How do you make sense of something you’ve never seen before, when gaining that understanding might uncover the final, vital piece of the puzzle that solves a crime, brings a perpetrator to justice and offers closure for a victim and their family? This is what we aim to teach students on the Cranfield Digital Forensics MSc.
As a senior lecturer in digital forensics, I have spent more than a decade equipping students with the essential understanding and ways of working to be able to interpret digital evidence and solve cyber crimes. It is both a fascinating and hugely challenging area in which to work.
A future that’s always moving
Unlike in traditional forensics, where the target evidence type (blood, DNA, hair, clothes fibres etc) has remained pretty much the same – albeit advances in technology over many decades have enabled more detailed and robust evidence-gathering and analysis techniques – working in digital forensics means chasing a target that is not only a different shape and size, but is always moving with the times as technology advances.
A lot of people think working in digital forensics is all about examining cyber crimes but, in reality, we can be called on to gather and interpret evidence in just about any crime – from traffic collisions to murders. The abundance of technology and the fact it is all around us means that, no matter where you are or what you’re doing, someone is probably watching, capturing or creating a digital trace of something you’re doing or linking you to where you are.
Think about the mobile phones we all carry around with us – the amount of passive activity they generate is phenomenal. There have been cases brought before the courts where health data apps on someone’s phone placed that person at the location at the time and date an incident occurred. CCTV, telematics in your car, your smart home alarm, your Alexa, your Google Nest, your Hive thermostat, your mobile-controlled light bulbs – we want to be more technologically connected, but the more we build our lives the bigger the digital trace we leave behind.
The indisputable truth
Digital forensics as a discipline involves gathering this digital trace data from these various sources and using it – to the best of our ability – to build up a picture of what a person has done or where they have been during a certain time frame. We don’t add to or take anything away from the data, but we ensure it is gathered in such a way that there can be no doubt about its authenticity or the fact that it belongs to that person.

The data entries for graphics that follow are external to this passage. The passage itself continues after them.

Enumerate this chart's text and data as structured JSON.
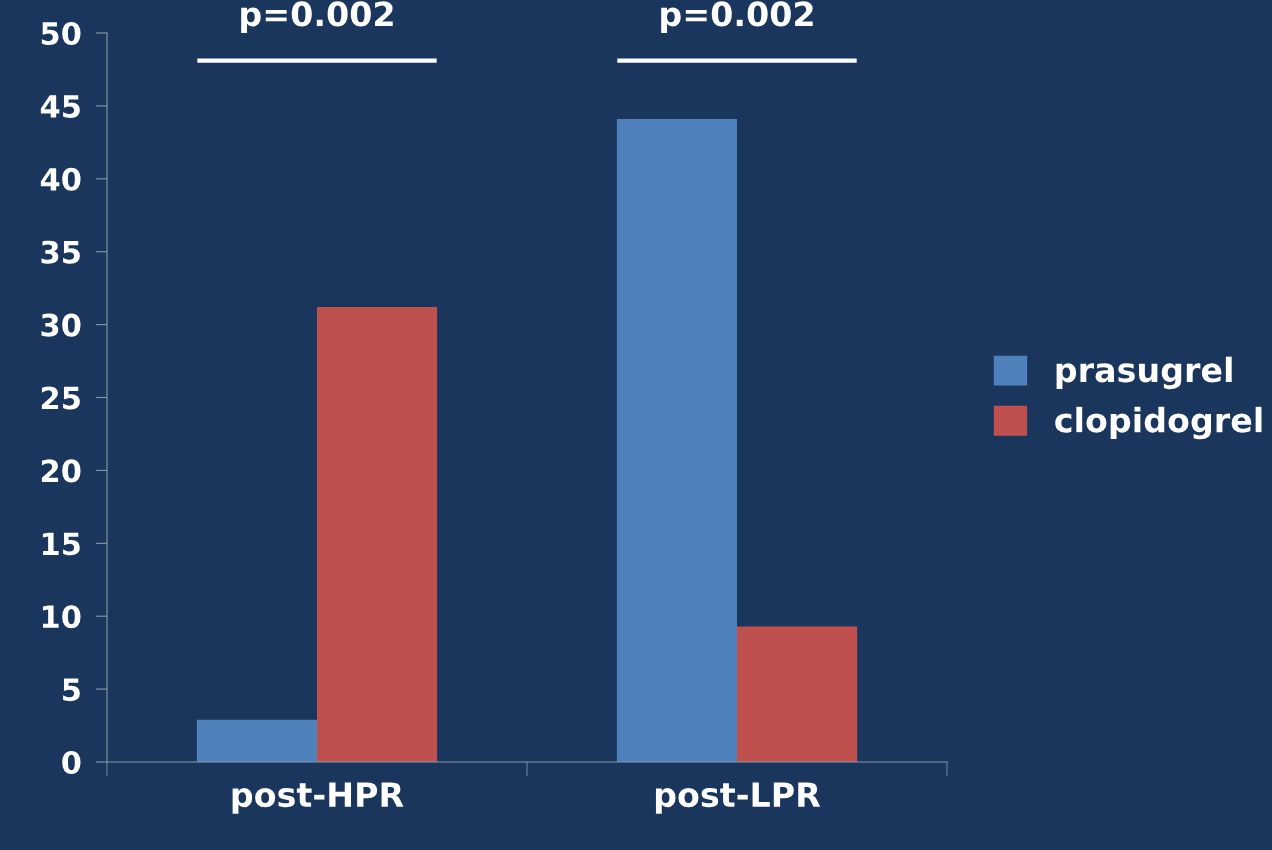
{
  "chart_data": {
    "type": "bar",
    "categories": [
      "post-HPR",
      "post-LPR"
    ],
    "series": [
      {
        "name": "prasugrel",
        "color": "#4f81bd",
        "values": [
          2.9,
          44.1
        ]
      },
      {
        "name": "clopidogrel",
        "color": "#c0504d",
        "values": [
          31.2,
          9.3
        ]
      }
    ],
    "ylim": [
      0,
      50
    ],
    "yticks": [
      0,
      5,
      10,
      15,
      20,
      25,
      30,
      35,
      40,
      45,
      50
    ],
    "annotations": [
      "p=0.002",
      "p=0.002"
    ],
    "grid": false,
    "legend": "right"
  }
}
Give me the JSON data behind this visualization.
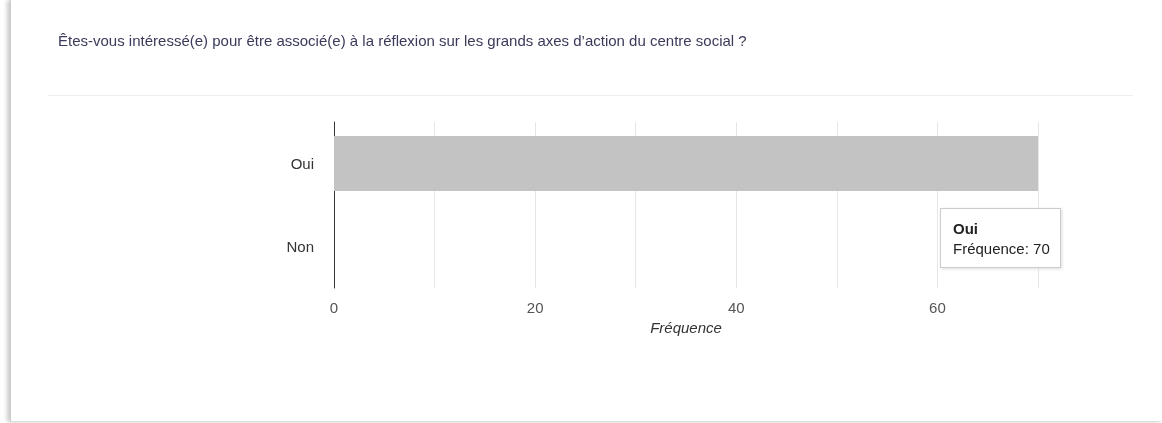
{
  "chart_data": {
    "type": "bar",
    "orientation": "horizontal",
    "title": "Êtes-vous intéressé(e) pour être associé(e) à la réflexion sur les grands axes d’action du centre social ?",
    "categories": [
      "Oui",
      "Non"
    ],
    "values": [
      70,
      null
    ],
    "color": "#c3c3c3",
    "xlabel": "Fréquence",
    "xlim": [
      0,
      70
    ],
    "xticks": [
      0,
      {
        "value": 10,
        "label": null
      },
      20,
      {
        "value": 30,
        "label": null
      },
      40,
      {
        "value": 50,
        "label": null
      },
      60,
      {
        "value": 70,
        "label": null
      }
    ],
    "grid": "x",
    "annotations": [
      "Oui\nFréquence: 70"
    ]
  }
}
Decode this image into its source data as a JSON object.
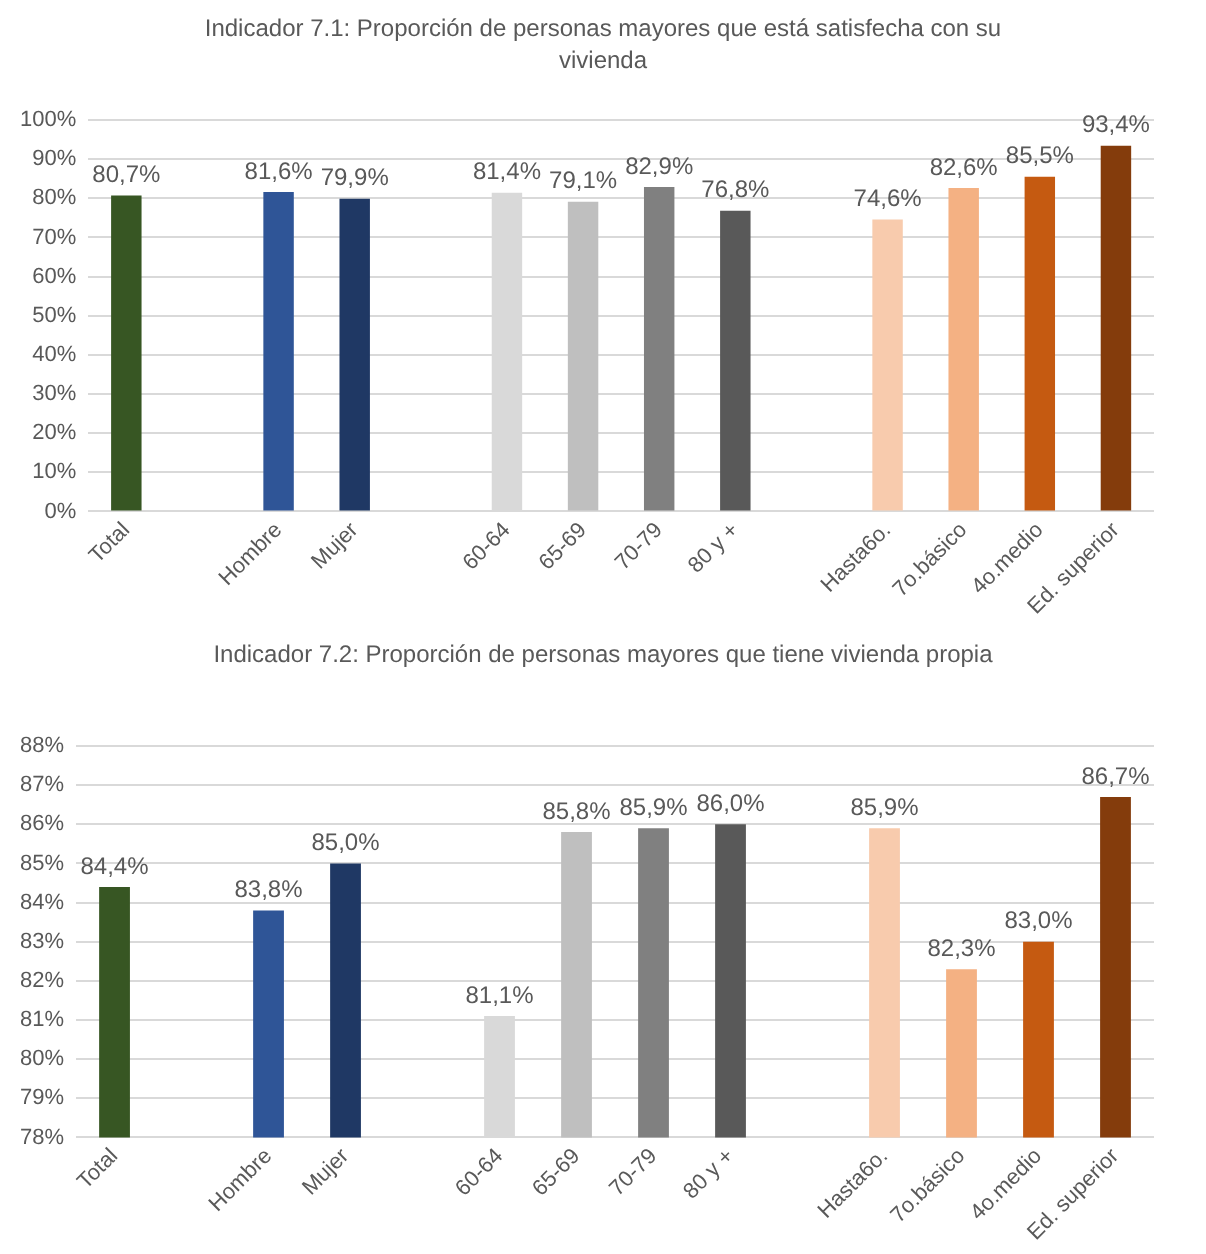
{
  "chart_data": [
    {
      "type": "bar",
      "title": "Indicador 7.1: Proporción de personas mayores que está satisfecha con su vivienda",
      "categories": [
        "Total",
        null,
        "Hombre",
        "Mujer",
        null,
        "60-64",
        "65-69",
        "70-79",
        "80 y +",
        null,
        "Hasta6o.",
        "7o.básico",
        "4o.medio",
        "Ed. superior"
      ],
      "values": [
        80.7,
        null,
        81.6,
        79.9,
        null,
        81.4,
        79.1,
        82.9,
        76.8,
        null,
        74.6,
        82.6,
        85.5,
        93.4
      ],
      "value_labels": [
        "80,7%",
        null,
        "81,6%",
        "79,9%",
        null,
        "81,4%",
        "79,1%",
        "82,9%",
        "76,8%",
        null,
        "74,6%",
        "82,6%",
        "85,5%",
        "93,4%"
      ],
      "colors": [
        "#375623",
        null,
        "#2f5597",
        "#1f3864",
        null,
        "#d9d9d9",
        "#bfbfbf",
        "#808080",
        "#595959",
        null,
        "#f8cbad",
        "#f4b183",
        "#c55a11",
        "#843c0c"
      ],
      "ylim": [
        0,
        100
      ],
      "yticks": [
        {
          "value": 0,
          "label": "0%"
        },
        {
          "value": 10,
          "label": "10%"
        },
        {
          "value": 20,
          "label": "20%"
        },
        {
          "value": 30,
          "label": "30%"
        },
        {
          "value": 40,
          "label": "40%"
        },
        {
          "value": 50,
          "label": "50%"
        },
        {
          "value": 60,
          "label": "60%"
        },
        {
          "value": 70,
          "label": "70%"
        },
        {
          "value": 80,
          "label": "80%"
        },
        {
          "value": 90,
          "label": "90%"
        },
        {
          "value": 100,
          "label": "100%"
        }
      ],
      "grid": "y"
    },
    {
      "type": "bar",
      "title": "Indicador 7.2: Proporción de personas mayores que tiene vivienda propia",
      "categories": [
        "Total",
        null,
        "Hombre",
        "Mujer",
        null,
        "60-64",
        "65-69",
        "70-79",
        "80 y +",
        null,
        "Hasta6o.",
        "7o.básico",
        "4o.medio",
        "Ed. superior"
      ],
      "values": [
        84.4,
        null,
        83.8,
        85.0,
        null,
        81.1,
        85.8,
        85.9,
        86.0,
        null,
        85.9,
        82.3,
        83.0,
        86.7
      ],
      "value_labels": [
        "84,4%",
        null,
        "83,8%",
        "85,0%",
        null,
        "81,1%",
        "85,8%",
        "85,9%",
        "86,0%",
        null,
        "85,9%",
        "82,3%",
        "83,0%",
        "86,7%"
      ],
      "colors": [
        "#375623",
        null,
        "#2f5597",
        "#1f3864",
        null,
        "#d9d9d9",
        "#bfbfbf",
        "#808080",
        "#595959",
        null,
        "#f8cbad",
        "#f4b183",
        "#c55a11",
        "#843c0c"
      ],
      "ylim": [
        78,
        88
      ],
      "yticks": [
        {
          "value": 78,
          "label": "78%"
        },
        {
          "value": 79,
          "label": "79%"
        },
        {
          "value": 80,
          "label": "80%"
        },
        {
          "value": 81,
          "label": "81%"
        },
        {
          "value": 82,
          "label": "82%"
        },
        {
          "value": 83,
          "label": "83%"
        },
        {
          "value": 84,
          "label": "84%"
        },
        {
          "value": 85,
          "label": "85%"
        },
        {
          "value": 86,
          "label": "86%"
        },
        {
          "value": 87,
          "label": "87%"
        },
        {
          "value": 88,
          "label": "88%"
        }
      ],
      "grid": "y"
    }
  ]
}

It’s a technical and challenging field in which to work. You’re pushed to keep up as technology changes and develops. There will be people that engage with digital technology while committing crimes, whose digital trace will be vast, and others that have from the outset the intention to leave behind as little a trace as possible. Both pose challenges.
Developing an investigative mindset
Preparing our students to work in an ever-changing environment like this is a key area of focus for everyone in Cranfield Forensic Institute (CFI).
We have facilities that are state-of-the-art, and students on our courses get to work with the latest technologies and try out the newest techniques. But we are not about teaching specifics like these, otherwise, with the pace of technological change, there is a real risk they will find their skills outdated by the time they finish their course.
Instead, we aim to equip them with the investigative mindset. We want them to learn the skills that they will use to investigate and interpret things they’ve never seen before – that we can’t even predict right now – throughout their careers.
Take our Digital Forensics MSc, for example. Aimed at people wanting to enter the field from related disciplines like computing or law enforcement, as well as those already operating as practitioners who want to improve their skills and progress their career, it focuses on teaching people how to solve problems: how to get to grips with and make sense of the unknown.
Participants gain the ability to look at some data and work out how they go about learning what it means. They learn how to go from nothing to everything through the process of testing, evaluation and interpretation. Ultimately, what tool you use to do that doesn’t matter as long as you engage in the proper investigative process and do it robustly, accurately – be a good practitioner essentially.
In digital forensics, you’re going to encounter the unknown every day, so we can’t be comprehensive and say that we can teach them everything they will ever see and what they need to do to investigate those things. We can’t get anywhere close to that. All we can do is teach them the skills to constantly deal with the unknown.